Last night, I went to a bar called Vol de Nuit with a friend. I had never heard of this popular West Village hole in the wall, but was thrilled to see they offered every kind of Belgian beer I had tasted during my four months in Europe. They had Palm on tap, which became my go to when I was studying abroad (if I wanted to splurge for something besides Heineken), and they even had beer from the Delirium brewery, which is probably the most famous bar in Brussels. I was NOT a beer drinker before I moved to Amsterdam, but in a country where Heineken costs less than a diet coke, you just gotta assimilate.

The bar itself was very nonchalant…nestled between a 24-hour diner and a vintage clothing store, there was only a sign for the otherwise undecorated storefront. Once you walk in, the whole middle portion of the restaurant is missing its ceiling, so the floor was covered in autumn leaves. This unusually warm November weather made it a perfect place to sit and drink for an evening. It was so crowded, and it was nice to be somewhere with authentic Belgian brews instead of a more trendy Manhattan “biergarten.”

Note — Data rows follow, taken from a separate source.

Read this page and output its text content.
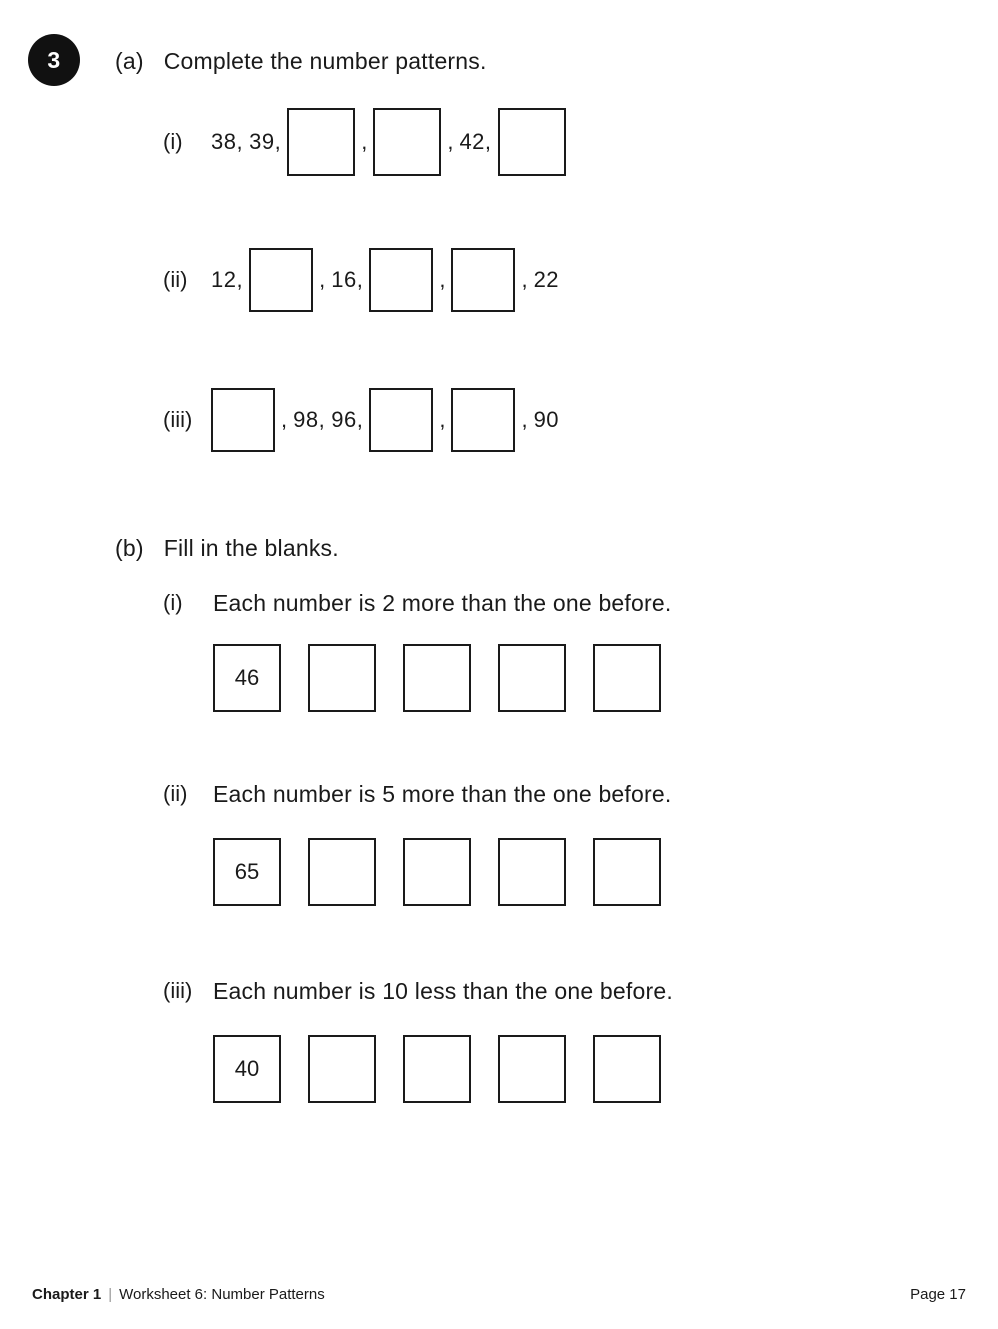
3 (a) Complete the number patterns.
(i)	38, 39,	,	, 42,
(ii)	12,	, 16,	,	, 22
(iii)	, 98, 96,	,	, 90
(b) Fill in the blanks.
(i)	Each number is 2 more than the one before.
46
(ii)	Each number is 5 more than the one before.
65
(iii) Each number is 10 less than the one before.
40
Chapter 1 | Worksheet 6: Number Patterns	Page 17
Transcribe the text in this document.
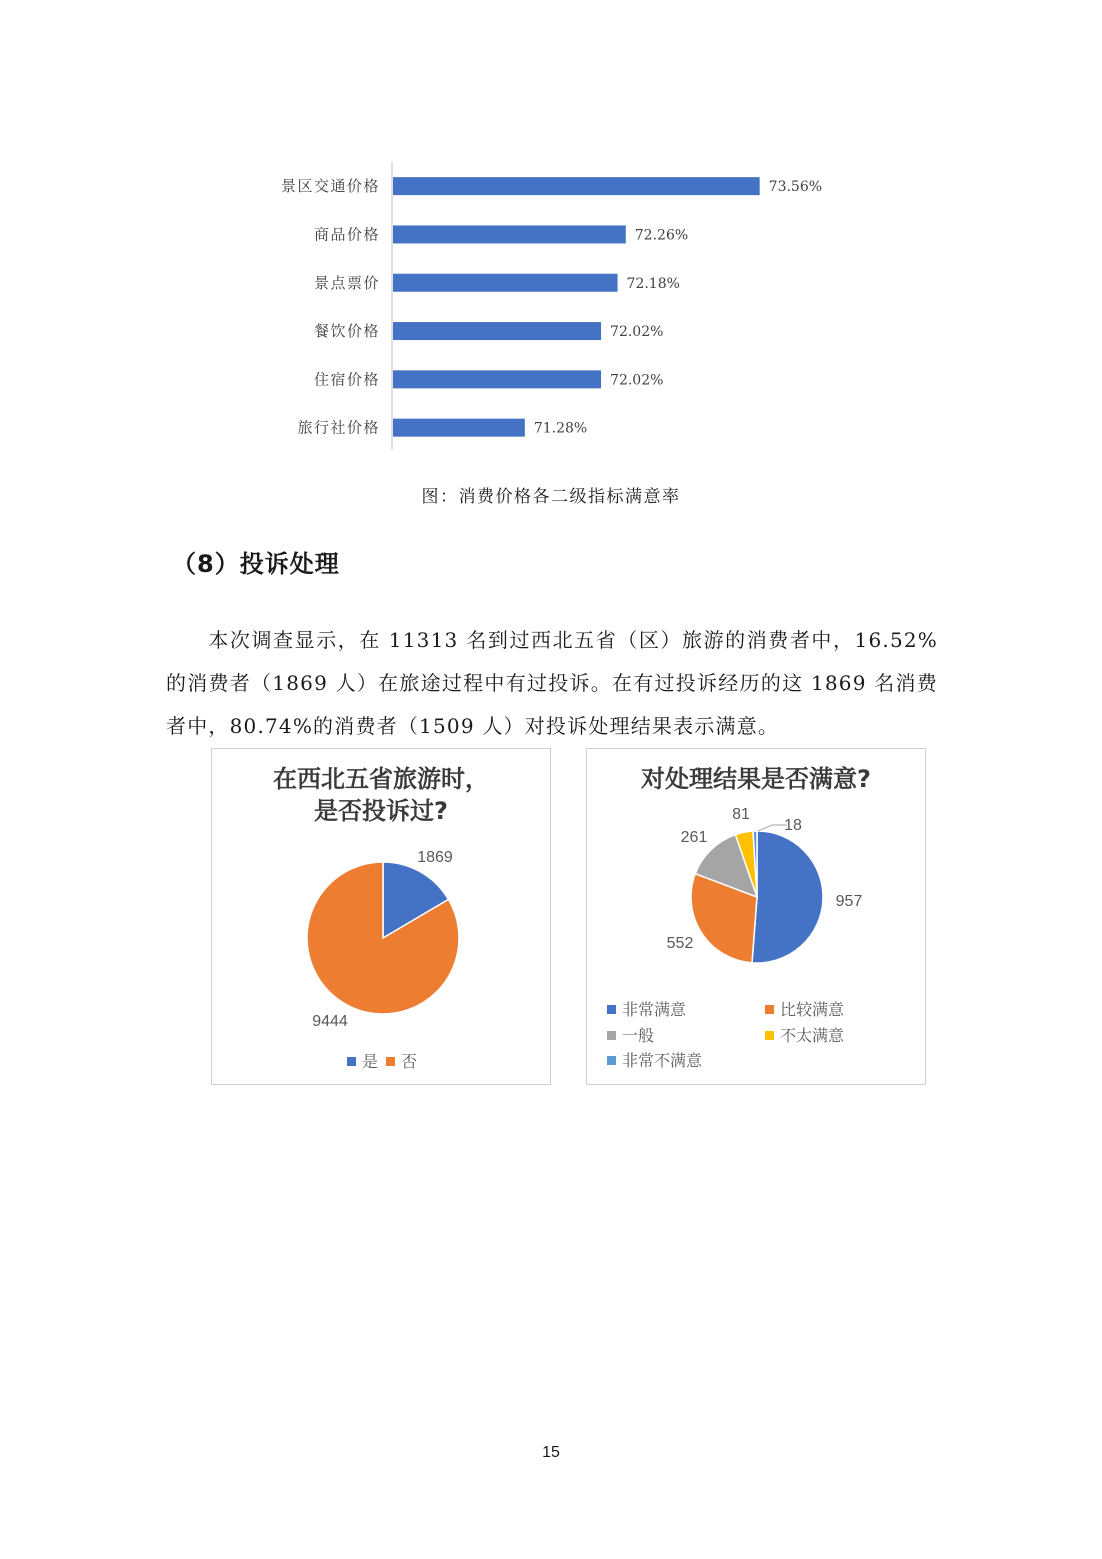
景区交通价格	73.56%
商品价格	72.26%
景点票价	72.18%
餐饮价格	72.02%
住宿价格	72.02%
旅行社价格	71.28%
图：消费价格各二级指标满意率
（8）投诉处理

本次调查显示，在 11313 名到过西北五省（区）旅游的消费者中，16.52%的消费者（1869 人）在旅途过程中有过投诉。在有过投诉经历的这 1869 名消费者中，80.74%的消费者（1509 人）对投诉处理结果表示满意。

在西北五省旅游时，
是否投诉过?
1869
9444
是	否
对处理结果是否满意?
957
552
261
81
18
非常满意	比较满意
一般	不太满意
非常不满意
15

Reminiscing about study abroad is always fun, because it makes me feel worldly and cool, but it’s also incredibly heartbreaking. Living in Amsterdam and jetting off to a new country every weekend was an amazing lifestyle, and I miss it almost daily. I’m continuously grateful to have had the experience, and give thanks that I chose Amsterdam as my home city. I feel like when you miss a place, you tend to romanticize it–something I hope I don’t do with Amsterdam. While of course I remember just how stunning the city itself was, there are small things that I am nostalgic for. Going through checkout at Albert Heijn and being able to answer the cashier in Dutch after weeks of observation; bicycling to class in all kinds of weather; having a stroopwafel with my coffee every morning. I think it’s time to book a trip.